Dossier Cindy Ruperthouse considéré comme un meurtre

Le DG de la SQ a confirmé que le dossier de Cindy Ruperthouse, qui était considéré comme une disparition jusqu’à tout récemment, est maintenant entre les mains de la division des crimes contre la personne qui traite des dossiers d’homicide.

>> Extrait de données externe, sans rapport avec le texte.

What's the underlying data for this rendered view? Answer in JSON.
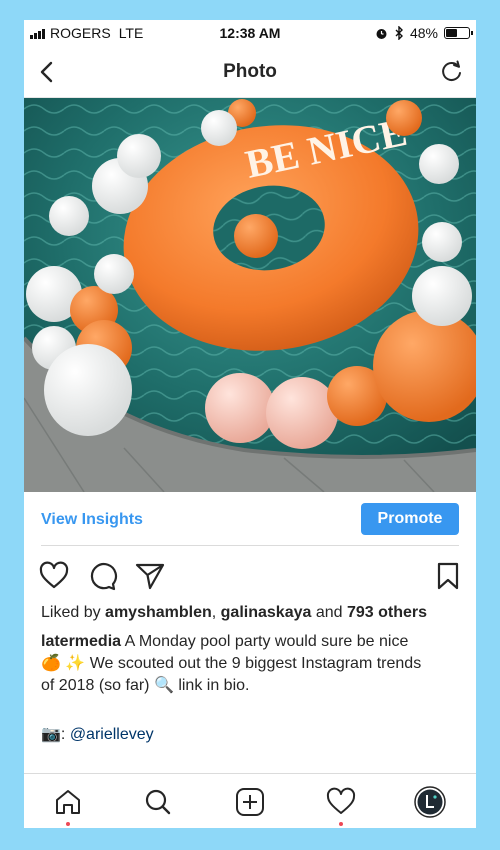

«Dans la probabilité que cette personne là soit décédée, je vous réponds que oui » a déclaré Martin Prud’homme

La SQ confirme aussi qu’une personne a refusé de se soumettre à un détecteur de mensonge, sans vouloir en dire plus pour éviter de nuire à l’enquête.

Assez d’effectifs?

Monsieur Prud’homme a affirmé vouloir augmenter les effectifs dans le secteur de Val-d’Or dans les prochains jours. Il a cependant confirmé la nouvelle à l’effet qu’aucun policiers du poste 144 n’était en service actuellement. Lorsque questionné sur le fait que les policiers des autres postes pourraient cesser de desservir le secteur, il a annoncé qu’il devait rencontrer les effectifs aujourd’hui.

«Le retour au travail va se discuter cette après-midi (…) je ne suis pas inquiet que nos policiers, policières, qui sont très professionnels vont revenir au travail de façon graduelle »  a déclaré le directeur général de la Sûreté du Québec.

Former les policiers

La formation des policiers dans un milieu comme celui de Val-d’Or sera étudiée de près. Martin Prud’homme est d’ailleurs d’avis que d’avoir une équipe de réponse mieux formée pour répondre aux réalités locales ne peux qu’améliorer la réponse.